Tuesday, February 27, 2007

More Lies That Never Die

A Letter to the Editor in the Bucks County Courier Times today contained this excerpt…

I’m glad we have a president who isn’t afraid to go after the terrorists. That’s better than the previous one, who failed to respond when the terrorists attacked us.

John P. Eperjesi
Morrisville, PA
Check this out, Mr. Eperjesi (the following in particular)…

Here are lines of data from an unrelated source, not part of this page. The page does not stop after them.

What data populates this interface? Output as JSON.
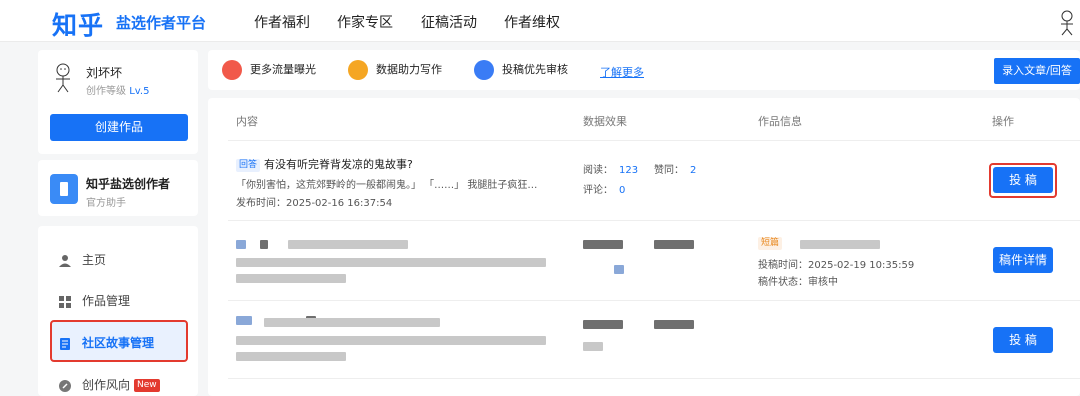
{
  "header": {
    "logo": "知乎",
    "platform": "盐选作者平台",
    "nav": [
      "作者福利",
      "作家专区",
      "征稿活动",
      "作者维权"
    ]
  },
  "sidebar": {
    "user": {
      "name": "刘坏坏",
      "level_label": "创作等级",
      "level": "Lv.5"
    },
    "create_button": "创建作品",
    "helper": {
      "name": "知乎盐选创作者",
      "sub": "官方助手"
    },
    "items": [
      {
        "label": "主页",
        "icon": "person-icon"
      },
      {
        "label": "作品管理",
        "icon": "grid-icon"
      },
      {
        "label": "社区故事管理",
        "icon": "list-icon",
        "active": true
      },
      {
        "label": "创作风向",
        "icon": "compass-icon",
        "badge": "New"
      }
    ]
  },
  "features": {
    "items": [
      {
        "label": "更多流量曝光",
        "icon": "flame-icon",
        "color": "#f1594a"
      },
      {
        "label": "数据助力写作",
        "icon": "chart-icon",
        "color": "#f5a623"
      },
      {
        "label": "投稿优先审核",
        "icon": "user-icon",
        "color": "#3a7cf5"
      }
    ],
    "learn_more": "了解更多",
    "record_button": "录入文章/回答"
  },
  "table": {
    "headers": [
      "内容",
      "数据效果",
      "作品信息",
      "操作"
    ],
    "row1": {
      "tag": "回答",
      "title": "有没有听完脊背发凉的鬼故事?",
      "excerpt": "「你别害怕，这荒郊野岭的一般都闹鬼。」 「……」 我腿肚子疯狂…",
      "published": "发布时间：2025-02-16 16:37:54",
      "reads_label": "阅读：",
      "reads": "123",
      "likes_label": "赞同：",
      "likes": "2",
      "comments_label": "评论：",
      "comments": "0",
      "action": "投 稿"
    },
    "row2": {
      "tag": "短篇",
      "submit_time": "投稿时间：2025-02-19 10:35:59",
      "status": "稿件状态：审核中",
      "action": "稿件详情"
    },
    "row3": {
      "action": "投 稿"
    }
  },
  "colors": {
    "accent": "#1772f6",
    "highlight": "#e33a2f"
  }
}
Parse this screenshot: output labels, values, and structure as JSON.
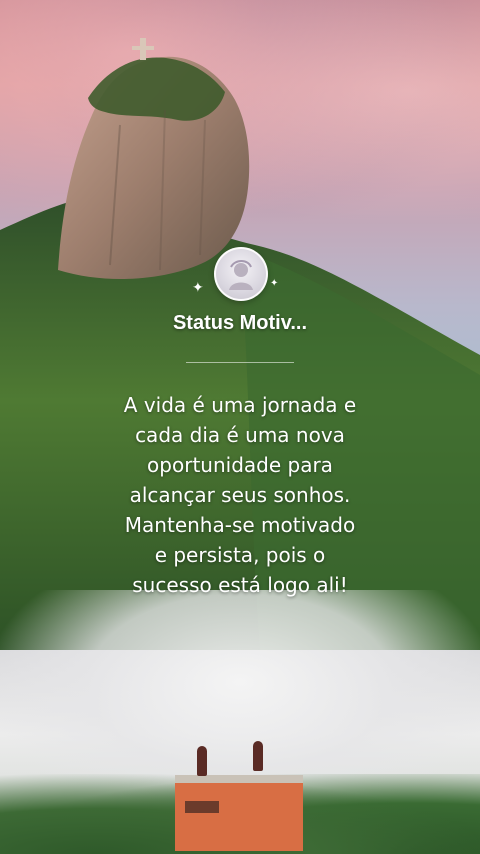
{
  "card": {
    "title": "Status Motiv...",
    "quote": "A vida é uma jornada e\ncada dia é uma nova\noportunidade para\nalcançar seus sonhos.\nMantenha-se motivado\ne persista, pois o\nsucesso está logo ali!"
  },
  "icons": {
    "avatar": "profile-avatar-icon",
    "sparkle": "sparkle-icon"
  },
  "colors": {
    "text": "#ffffff",
    "sky_top": "#c98a93",
    "mountain": "#3b5f2b",
    "house": "#d86e44"
  }
}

• On 26 February 1993, a car loaded with 1,200 pounds of explosives blew up in a parking garage under the World Trade Center, killing six people and injuring about a thousand others. The blast did not, as its planners intended, bring down the towers — that was finally accomplished by flying two hijacked airliners into the twin towers on the morning of 11 September 2001.

Four followers of the Egyptian cleric Sheik Omar Abdel Rahman were captured, convicted of the World Trade Center bombing in March 1994, and sentenced to 240 years in prison each. The purported mastermind of the plot, Ramzi Ahmed Yousef, was captured in 1995, convicted of the bombing in November 1997, and also sentenced to 240 years in prison. One additional suspect fled the U.S. and is believed to be living in Baghdad.

• On 13 November 1995, a bomb was set off in a van parked in front of an American-run military training center in the Saudi Arabian capital of Riyadh, killing five Americans and two Indians. Saudi Arabian authorities arrested four Saudi nationals whom they claim confessed to the bombings, but U.S. officials were denied permission to see or question the suspects before they were convicted and beheaded in May 1996.

• On 25 June 1996, a booby-trapped truck loaded with 5,000 pounds of explosives was exploded outside the Khobar Towers apartment complex which housed United States military personnel in Dhahran, Saudi Arabia, killing nineteen Americans and wounding about three hundred others. Once again, the U.S. investigation was hampered by the refusal of Saudi officials to allow the FBI to question suspects.

On 21 June 2001, just before the American statute of limitations would have expired, a federal grand jury in Alexandria, Virginia, indicted thirteen Saudis and an unidentified Lebanese chemist for the Khobar Towers bombing. The suspects remain in Saudi custody, beyond the reach of the American justice system. (Saudi Arabia has no extradition treaty with the U.S.)
Oh, but the Saudis are such good freinds of ours, right? Gosh, I'm just shocked!

• On 7 August 1998, powerful car bombs exploded minutes apart outside the United States embassies in Nairobi, Kenya, and Dar es Salaam, Tanzania, killing 224 people and wounding about 5,000 others. Four participants with ties to Osama bin Laden were captured, convicted in U.S. federal court, and sentenced to life in prison without parole in October 2001. Fourteen other suspects indicted in the case remain at large, and three more are fighting extradition in London.

• On 12 October 2000, two suicide bombers detonated an explosives-laden skiff next to the USS Cole while it was refueling in Aden, Yemen, blasting a hole in the ship that killed 17 sailors and injured 37 others. No suspects have yet been arrested or indicted. The investigation has been hampered by the refusal of Yemini officials to allow FBI agents access to Yemeni nationals and other suspects in custody in Yemen.

(The USS Cole bombing occurred one month before the 2000 presidential election, so even under the best of circumstances it was unlikely that the investigation could have been completed before the end of President Clinton's term of office three months later.)
And we know what happened when Clinton was asked about the Cole bombing by Chris Wallace (pictured above), even though Wallace had never asked anyone from Bushco about it despite their numerous appearances on his program.